Additional Example on Efficiency

• Another scenario discusses a transformer with an already known efficiency of 60% producing specific outputs under defined conditions; it aims to determine the required primary current when supplied with certain voltages.

• By substituting known efficiencies back into the original formula while isolating variables allows for solving unknown quantities effectively.

This structured approach provides clarity on transformer operations and calculations essential for understanding electrical engineering principles related to transformers.

Mathematical Simplification and IP Calculation

Steps in Mathematical Simplification

• The process begins with eliminating certain numbers, specifically the zeroes from both sides of an equation.
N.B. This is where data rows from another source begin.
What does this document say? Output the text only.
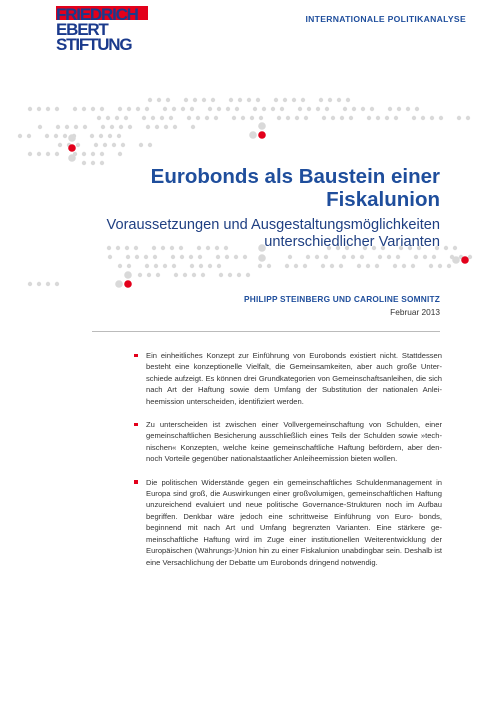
FRIEDRICH
EBERT
STIFTUNG
INTERNATIONALE POLITIKANALYSE
Eurobonds als Baustein einer
Fiskalunion
Voraussetzungen und Ausgestaltungsmöglichkeiten
unterschiedlicher Varianten
PHILIPP STEINBERG UND CAROLINE SOMNITZ
Februar 2013
Ein einheitliches Konzept zur Einführung von Eurobonds existiert nicht. Stattdessen besteht eine konzeptionelle Vielfalt, die Gemeinsamkeiten, aber auch große Unter- schiede aufzeigt. Es können drei Grundkategorien von Gemeinschaftsanleihen, die sich nach Art der Haftung sowie dem Umfang der Substitution der nationalen Anlei- heemission unterscheiden, identifiziert werden.
Zu unterscheiden ist zwischen einer Vollvergemeinschaftung von Schulden, einer gemeinschaftlichen Besicherung ausschließlich eines Teils der Schulden sowie »tech- nischen« Konzepten, welche keine gemeinschaftliche Haftung befördern, aber den- noch Vorteile gegenüber nationalstaatlicher Anleiheemission bieten wollen.
Die politischen Widerstände gegen ein gemeinschaftliches Schuldenmanagement in Europa sind groß, die Auswirkungen einer großvolumigen, gemeinschaftlichen Haftung unzureichend evaluiert und neue politische Governance-Strukturen noch im Aufbau begriffen. Denkbar wäre jedoch eine schrittweise Einführung von Euro- bonds, beginnend mit nach Art und Umfang begrenzten Varianten. Eine stärkere ge- meinschaftliche Haftung wird im Zuge einer institutionellen Weiterentwicklung der Europäischen (Währungs-)Union hin zu einer Fiskalunion unabdingbar sein. Deshalb ist eine Versachlichung der Debatte um Eurobonds dringend notwendig.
This simplification leads to a clearer representation of the problem.

• The calculation proceeds by multiplying 5 by 4, resulting in 20. This value is then multiplied by 10, yielding a total of 200.

Finding the Value of IP

• To find the value of IP, further simplification is performed by dividing both the numerator (200) and denominator (2).

• After division, the remaining number is 100. Thus, the left side remains as 60 while on the right side it shows a fraction with 100 over what remains for IP.